City mulls over Airbnb regulations

In Dane County, 2018 Airbnb host income was $5.5 million with 44,000 guests—the second-highest revenue behind Milwaukee County.

Airbnbs have opened doors from coast to coast to travelers but Sun Prairie officials want to regulate the home rental business before it gets a stronger foothold in the city.

The Airbnbs site lists less than a handful of Sun Prairie rentals but alders say they’ve received neighbors’ complaints of noise, traffic and unfamiliar people staying at short-term rental spots.

With no city ordinances to regulate Airbnbs and short-term rentals, the City of Sun Prairie is eyeing restrictions that use other municipalities’ ordinances as a model.

The City of Madison has an agreement with Airbnb to collect room tax that ends up in the city’s coffers. Airbnbs and other short-term rental owners are also required to follow Madison zoning rules, get a public health department license and contact the Department of Revenue to set up tax collections.

Alders Maureen Crombie (District 3) and Mary Polenske (District 4) — both members of the Public Safety Committee — say they’ve both had complaints from residents in their districts about short-term rental housing.

Crombie said she’s not against Airbnbs and has had good experiences when using them herself, but she wants regulations and for the city to get some revenue from the rentals.

In 2017, Airbnb came to an agreement with the Wisconsin Department of Revenue that allows Airbnb to collect and remit Wisconsin sales tax on the host’s behalf. Airbnb reports that has delivered $2.5 million to the state in tax revenue.

The company also has an agreement with Madison, Green Bay and Racine to collect room taxes.
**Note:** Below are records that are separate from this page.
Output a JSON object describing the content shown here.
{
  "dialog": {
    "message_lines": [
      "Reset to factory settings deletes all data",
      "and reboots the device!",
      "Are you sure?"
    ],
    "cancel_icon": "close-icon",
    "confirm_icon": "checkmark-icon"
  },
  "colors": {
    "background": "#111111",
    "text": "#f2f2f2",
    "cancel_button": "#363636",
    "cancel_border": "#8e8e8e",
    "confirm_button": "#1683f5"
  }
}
In Dane County, 2018 Airbnb host income was $5.5 million with 44,000 guests — the second-highest revenue behind Milwaukee County.

Aldermanic concerns have prompted Sun Prairie police, fire, building inspection and planning departments to look into short-term rentals in the city.

Acting Police Chief Brian Teasdale reported in April that it was difficult to track specific short-term rental complaints, but during the last year, there were six service calls with one warning issued for noise.

Teasdale said, based on that data, there didn’t seem to be a large issue with short-term rentals.

At the June 25 Public Safety Committee meeting, Polenske asked city staff to come up with a plan for proposed regulations.

“There are ways that we can be more knowledgeable about what is going in on our community and you are the folks that I am looking for to bring something forward to us,” Polenske said.

An update is expected at an upcoming Public Safety Committee.